Judge lays down restrictions as Phoenix resumes homeless camp sweeps

A federal judge has imposed a number of restrictions on the City of Phoenix as authorities are set to conduct sweeps on a massive homeless encampment downtown.

According to court documents provided by the ACLU of Arizona, Chief U.S. District Judge G. Murray Snow wrote that while the order does not prevent the city from conducting its enhanced cleanup plans in an area known as "The Zone," city officials are now preliminarily banned from the following:

  1. Enforcing camping and sleeping bans against individuals who practically cannot obtain shelter, as long as there are more unsheltered individuals in Phoenix than there are shelter beds available.
  2. Seizing any property of the homeless without providing prior notice, unless the property is reasonably believed to be abandoned, presents an immediate threat to public health or safety, or is evidence of a crime of contraband.
  3. Destroying seized property without maintaining it in a secure location for a period of less than 30 days.

However, the judge says the injunction does not stop the city from carrying out "enhanced cleanup plans" in "the Zone," the name given for the area where homeless often camp out.

In its complaint, the ACLU says the sweeps have displaced people and destroyed important belongings such as identification documents and prescription medications.

Previously, the city of Phoenix conducted sweeps three times a week, dispatching city workers accompanied by police officers, often in the predawn hours without warning.

"Today’s ruling affirms the City must do more to protect the constitutional rights of the unsheltered community.

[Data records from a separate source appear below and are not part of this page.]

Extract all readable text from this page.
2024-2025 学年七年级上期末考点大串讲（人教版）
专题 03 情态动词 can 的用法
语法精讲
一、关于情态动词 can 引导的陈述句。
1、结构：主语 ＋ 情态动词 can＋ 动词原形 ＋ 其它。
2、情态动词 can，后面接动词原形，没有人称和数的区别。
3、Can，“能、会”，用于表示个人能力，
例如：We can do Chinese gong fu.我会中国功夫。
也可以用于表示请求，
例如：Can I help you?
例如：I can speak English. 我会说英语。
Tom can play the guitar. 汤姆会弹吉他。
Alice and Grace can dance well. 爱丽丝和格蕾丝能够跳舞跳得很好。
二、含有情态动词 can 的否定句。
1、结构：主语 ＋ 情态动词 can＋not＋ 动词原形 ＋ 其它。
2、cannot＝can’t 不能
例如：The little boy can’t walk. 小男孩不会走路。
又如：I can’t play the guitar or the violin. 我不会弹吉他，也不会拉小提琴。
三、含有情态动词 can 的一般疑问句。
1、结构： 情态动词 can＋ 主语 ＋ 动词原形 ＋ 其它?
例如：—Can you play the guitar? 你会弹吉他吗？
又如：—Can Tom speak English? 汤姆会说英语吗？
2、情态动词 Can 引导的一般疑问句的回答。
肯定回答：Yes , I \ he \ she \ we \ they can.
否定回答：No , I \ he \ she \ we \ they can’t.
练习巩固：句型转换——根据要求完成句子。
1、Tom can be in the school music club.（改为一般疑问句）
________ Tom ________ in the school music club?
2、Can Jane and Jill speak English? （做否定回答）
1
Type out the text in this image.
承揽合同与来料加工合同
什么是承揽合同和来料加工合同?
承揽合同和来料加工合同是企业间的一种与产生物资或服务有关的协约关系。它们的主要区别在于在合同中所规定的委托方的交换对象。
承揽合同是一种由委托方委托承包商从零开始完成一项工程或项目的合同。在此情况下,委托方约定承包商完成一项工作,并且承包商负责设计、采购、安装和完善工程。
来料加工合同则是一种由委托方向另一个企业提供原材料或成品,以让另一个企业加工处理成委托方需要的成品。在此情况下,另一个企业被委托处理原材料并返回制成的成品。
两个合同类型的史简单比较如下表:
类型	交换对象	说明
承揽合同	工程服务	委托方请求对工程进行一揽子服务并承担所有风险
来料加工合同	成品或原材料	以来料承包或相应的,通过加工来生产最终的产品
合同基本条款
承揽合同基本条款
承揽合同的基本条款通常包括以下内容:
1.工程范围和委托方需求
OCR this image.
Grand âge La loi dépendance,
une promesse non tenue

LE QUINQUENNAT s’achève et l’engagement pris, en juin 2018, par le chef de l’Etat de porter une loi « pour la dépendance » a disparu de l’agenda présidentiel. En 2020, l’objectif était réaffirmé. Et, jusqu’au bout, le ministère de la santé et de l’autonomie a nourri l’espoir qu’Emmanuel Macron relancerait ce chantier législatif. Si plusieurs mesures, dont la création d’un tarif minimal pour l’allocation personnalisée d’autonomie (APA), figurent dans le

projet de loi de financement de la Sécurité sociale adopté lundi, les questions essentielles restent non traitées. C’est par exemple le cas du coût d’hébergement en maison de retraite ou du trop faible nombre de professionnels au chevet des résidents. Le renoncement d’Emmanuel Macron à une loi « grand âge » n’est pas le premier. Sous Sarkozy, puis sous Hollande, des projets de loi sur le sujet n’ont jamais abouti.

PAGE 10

The order makes it clear – the city of Phoenix can’t destroy people’s belongings or target them with criminal sanctions due to their unhoused status. Because of this injunction, unsheltered people won’t be at risk of losing essential belongings, receiving unconstitutional citations, and experiencing further trauma at the hands of the city and Phoenix PD," read a statement by ACLU of Arizona Senior Staff Attorney Benjamin Rundall.

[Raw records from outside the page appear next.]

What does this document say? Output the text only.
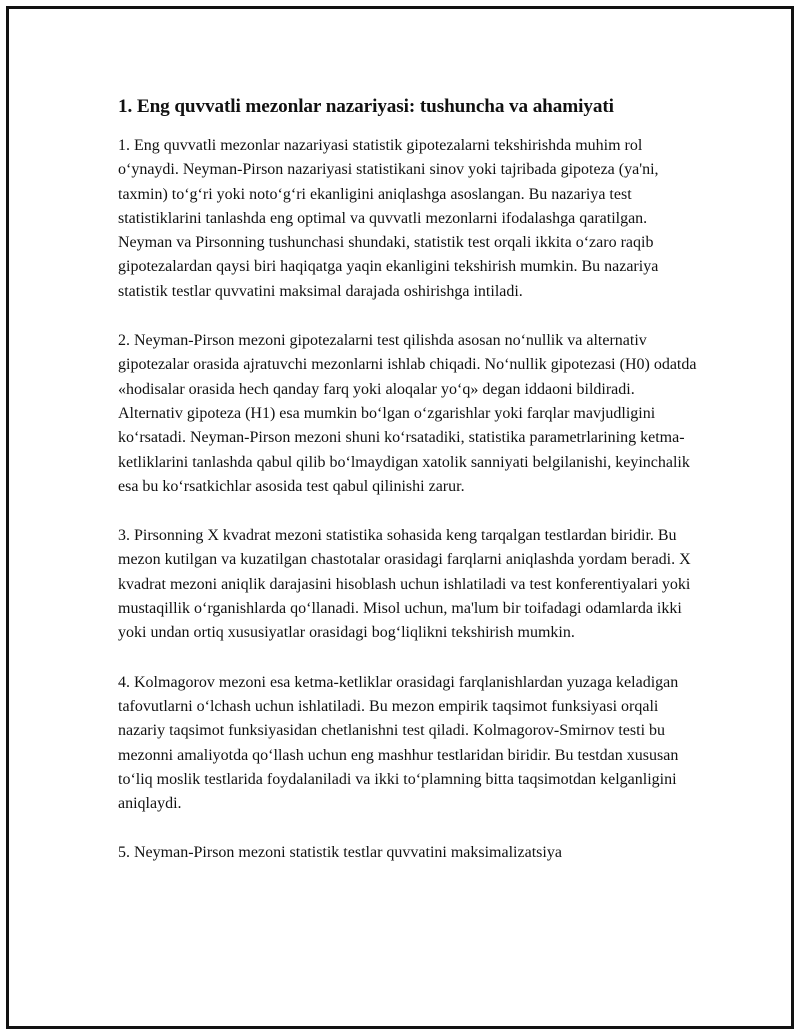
1. Eng quvvatli mezonlar nazariyasi: tushuncha va ahamiyati

1. Eng quvvatli mezonlar nazariyasi statistik gipotezalarni tekshirishda muhim rol o‘ynaydi. Neyman-Pirson nazariyasi statistikani sinov yoki tajribada gipoteza (ya'ni, taxmin) to‘g‘ri yoki noto‘g‘ri ekanligini aniqlashga asoslangan. Bu nazariya test statistiklarini tanlashda eng optimal va quvvatli mezonlarni ifodalashga qaratilgan. Neyman va Pirsonning tushunchasi shundaki, statistik test orqali ikkita o‘zaro raqib gipotezalardan qaysi biri haqiqatga yaqin ekanligini tekshirish mumkin. Bu nazariya statistik testlar quvvatini maksimal darajada oshirishga intiladi.

2. Neyman-Pirson mezoni gipotezalarni test qilishda asosan no‘nullik va alternativ gipotezalar orasida ajratuvchi mezonlarni ishlab chiqadi. No‘nullik gipotezasi (H0) odatda «hodisalar orasida hech qanday farq yoki aloqalar yo‘q» degan iddaoni bildiradi. Alternativ gipoteza (H1) esa mumkin bo‘lgan o‘zgarishlar yoki farqlar mavjudligini ko‘rsatadi. Neyman-Pirson mezoni shuni ko‘rsatadiki, statistika parametrlarining ketma-ketliklarini tanlashda qabul qilib bo‘lmaydigan xatolik sanniyati belgilanishi, keyinchalik esa bu ko‘rsatkichlar asosida test qabul qilinishi zarur.

3. Pirsonning X kvadrat mezoni statistika sohasida keng tarqalgan testlardan biridir. Bu mezon kutilgan va kuzatilgan chastotalar orasidagi farqlarni aniqlashda yordam beradi. X kvadrat mezoni aniqlik darajasini hisoblash uchun ishlatiladi va test konferentiyalari yoki mustaqillik o‘rganishlarda qo‘llanadi. Misol uchun, ma'lum bir toifadagi odamlarda ikki yoki undan ortiq xususiyatlar orasidagi bog‘liqlikni tekshirish mumkin.

4. Kolmagorov mezoni esa ketma-ketliklar orasidagi farqlanishlardan yuzaga keladigan tafovutlarni o‘lchash uchun ishlatiladi. Bu mezon empirik taqsimot funksiyasi orqali nazariy taqsimot funksiyasidan chetlanishni test qiladi. Kolmagorov-Smirnov testi bu mezonni amaliyotda qo‘llash uchun eng mashhur testlaridan biridir. Bu testdan xususan to‘liq moslik testlarida foydalaniladi va ikki to‘plamning bitta taqsimotdan kelganligini aniqlaydi.

5. Neyman-Pirson mezoni statistik testlar quvvatini maksimalizatsiya
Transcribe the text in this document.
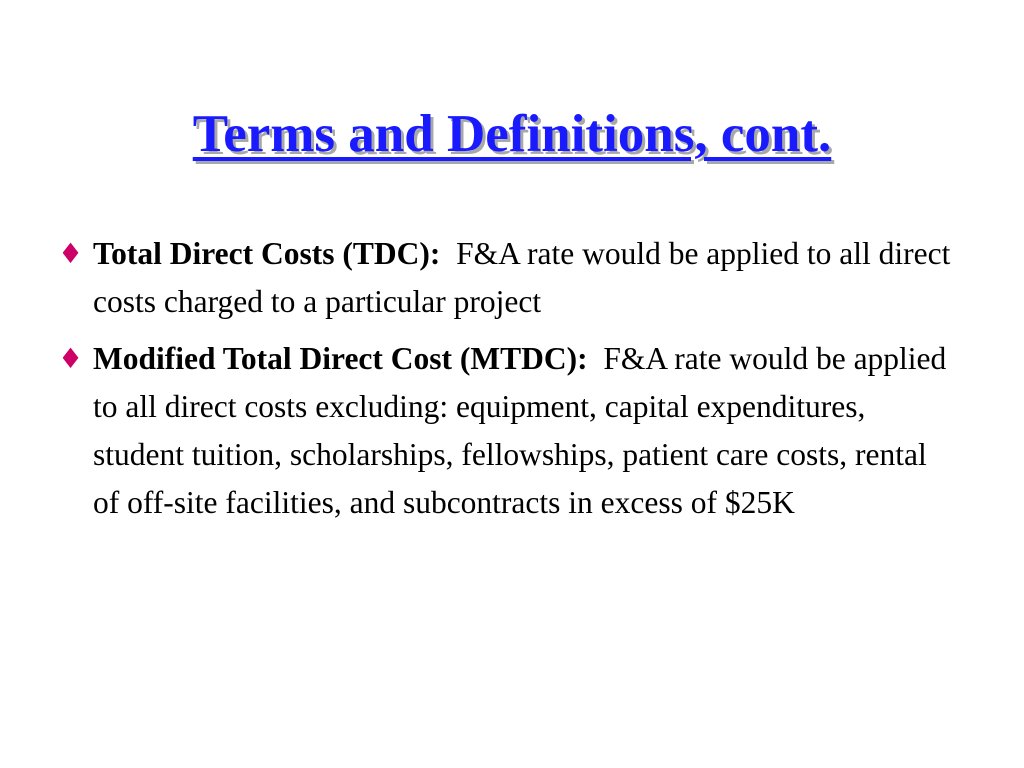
Terms and Definitions, cont.
♦ Total Direct Costs (TDC): F&A rate would be applied to all direct costs charged to a particular project
♦ Modified Total Direct Cost (MTDC): F&A rate would be applied to all direct costs excluding: equipment, capital expenditures, student tuition, scholarships, fellowships, patient care costs, rental of off-site facilities, and subcontracts in excess of $25K
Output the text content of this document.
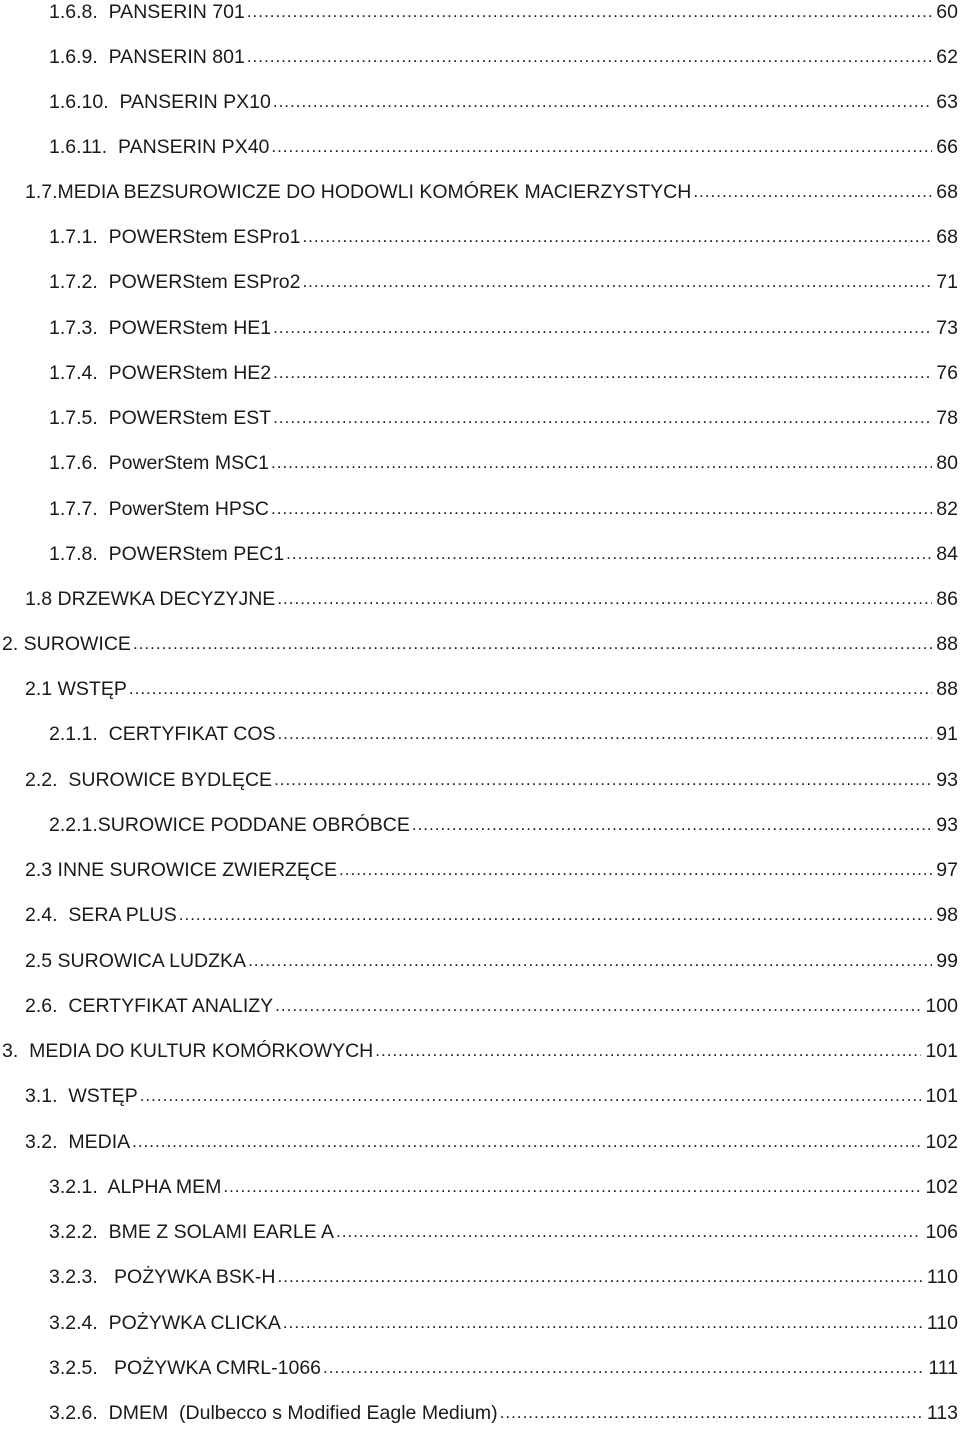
1.6.8.  PANSERIN 701 .....	60
1.6.9.  PANSERIN 801 .....	62
1.6.10.  PANSERIN PX10 .....	63
1.6.11.  PANSERIN PX40 .....	66
1.7.MEDIA BEZSUROWICZE DO HODOWLI KOMÓREK MACIERZYSTYCH .....	68
1.7.1.  POWERStem ESPro1 .....	68
1.7.2.  POWERStem ESPro2 .....	71
1.7.3.  POWERStem HE1 .....	73
1.7.4.  POWERStem HE2 .....	76
1.7.5.  POWERStem EST .....	78
1.7.6.  PowerStem MSC1 .....	80
1.7.7.  PowerStem HPSC .....	82
1.7.8.  POWERStem PEC1 .....	84
1.8 DRZEWKA DECYZYJNE .....	86
2. SUROWICE .....	88
2.1 WSTĘP .....	88
2.1.1.  CERTYFIKAT COS .....	91
2.2.  SUROWICE BYDLĘCE .....	93
2.2.1.SUROWICE PODDANE OBRÓBCE .....	93
2.3 INNE SUROWICE ZWIERZĘCE .....	97
2.4.  SERA PLUS .....	98
2.5 SUROWICA LUDZKA .....	99
2.6.  CERTYFIKAT ANALIZY .....	100
3.  MEDIA DO KULTUR KOMÓRKOWYCH .....	101
3.1.  WSTĘP .....	101
3.2.  MEDIA .....	102
3.2.1.  ALPHA MEM .....	102
3.2.2.  BME Z SOLAMI EARLE A .....	106
3.2.3.   POŻYWKA BSK-H .....	110
3.2.4.  POŻYWKA CLICKA .....	110
3.2.5.   POŻYWKA CMRL-1066 .....	111
3.2.6.  DMEM  (Dulbecco s Modified Eagle Medium) .....	113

The sweeps were paused at the beginning of this year. But officials previously have said they have taken strategies to combat homelessness, including dedicating nearly $50 million during the last fiscal year to shelters and other services. The city added 592 new beds to homeless shelters this year.

Lawsuit aimed to block homeless sweeps

The ACLU of Arizona originally said filed the complaint in a move to halt the city's possible resumption of homeless sweeps that were paused at the beginning of 2022.

"Rather than confront its housing crisis head-on and invest in sustainable solutions to homelessness, the City is terrorizing the very people it should be helping," the complaint says.

The complaint was the latest move in an ongoing tug-of-war between advocates and cities in Western states over how best to tackle the problem of homelessness.

Previously, the city of Phoenix conducted sweeps three times a week, dispatching city workers accompanied by police officers, often in the predawn hours without warning. Many people have said that they lost paperwork, medicine and other belongings — even the cremated remains of a loved one — because they weren't nearby or couldn't rescue their things in time.

The city of Phoenix earlier argued that the sweeps were done to protect the health and safety of people living in the camp.

Earlier this year, a group of business owners and residential neighbors of the encampment known as "The Zone" filed a lawsuit against the city, asking Phoenix to declare the site a public nuisance. The city moved to dismiss that action, saying it doesn't have a constitutional duty to protect the property of those suing.

Homelessness becoming big issue

Street homelessness has increasingly come under fire from politicians and housed residents in many cities in West states. California Gov. Gavin Newsom, a Democrat and former mayor of San Francisco, has embraced clearing tent encampments, saying it is neither compassionate nor safe to allow people to live outdoors.

But the Ninth Circuit Court of Appeals ruled in 2018 that it’s unconstitutional to cite or arrest people for sleeping in public when there is no shelter available.

The sweeps are also common and controversial in California, where the nation's largest homeless population was estimated as 161,000 in 2020.

In late September, homeless people and their advocates in San Francisco sued the city, demanding that it stop harassing and destroying the belongings of people living on the streets.

In a notable case last year in Los Angeles, a big encampment that expanded during the pandemic was removed overnight from a park near downtown. It sparked a huge March 2021 protest that resulted in the arrest of more than 180 people, including two independent journalists.

City Council members in Portland, Oregon took a different tack on Wednesday, allocating $27 million to build a network of designated camping areas for homeless people.

Meanwhile, three neighborhood groups recently balked at joining some others in signing a "good neighborhood agreement" with the city of Albuquerque, New Mexico, saying they want to first know the possible effects of a new 50-bed shelter for homeless women.

In California, Newsom has paused $1 billion of the state's budget going to local governments, saying local plans to combat homelessness are insufficient, and that he seeks to reset the state's approach ahead of his second term in office.